= Rancho Llano de Buena Vista =

Former Mexican land grant in the Salinas Valley, California

Rancho Llano de Buena Vista was a 8446 acre Mexican land grant in the Salinas Valley, in present-day Monterey County, California, given in 1823 by Governor Luís Antonio Argüello to José Mariano Estrada. In English, the name means "Good View Plain". The grant extended along the north bank of the Salinas River across the river from the Estrada family's Rancho Buena Vista, and up the river from Hill Town. Rancho Llano de Buena Vista encompassed present-day Spreckels.

==History==
José Mariano Estrada (1784-), a lieutenant of the Mexican Artillery, came to California with his brother, José Raimundo Estrada (1784-), in 1797 with José Joaquín de Arrillaga. Mariano Estrada married Maria Isabel Argüello, who was the daughter of José Darío Argüello and sister of Luís Antonio Argüello. Mariano Estrada was the grantee of the twosquare league Rancho Buena Vista in 1822, and the two square league Rancho Llano de Buena Vista in 1823. Mariano Estrada was executor of the Luís Argüello estate in 1830.

José Mariano Estrada's daughter Maria Adelaida Altagracia Estrada (1811–1875) married David Spence in 1829. Scotsman David Spence (1798–1875) came to Monterey in 1824 on a vessel from Lima, Peru to work for William Hartnell. Spence was grantee of Rancho Encinal y Buena Esperanza in 1834, Alcalde of Monterey in 1839, and a member of the state legislature.

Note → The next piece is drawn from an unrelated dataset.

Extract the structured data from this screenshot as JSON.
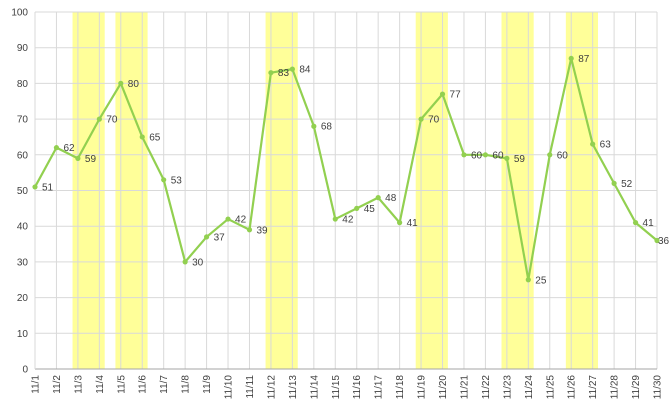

With the cession of California to the United States following the Mexican-American War, the 1848 Treaty of Guadalupe Hidalgo provided that the land grants would be honored. As required by the Land Act of 1851, a claim for Rancho Llano de Buena Vista was filed with the Public Land Commission in 1853, and the grant was patented to David Spence in 1860.

His only son, David Steward Spence (1830–1868), who married Refugio Malarin, daughter of Juan Malarin, grantee of Rancho Chualar, died in 1868, leaving three sons and a daughter, who inherited their grandfather's estate.

In 1865 Carlisle S. Abbott (1828- ) rented about 9000 acre of land in the area of Rancho Llano de Buena Vista and operated a dairy cattle farm. By 1875 he owned the land. He subsequently sold David Jacks.

In 1890, Claus Spreckels built his sugar beets factory on Rancho Llano de Buena Vista.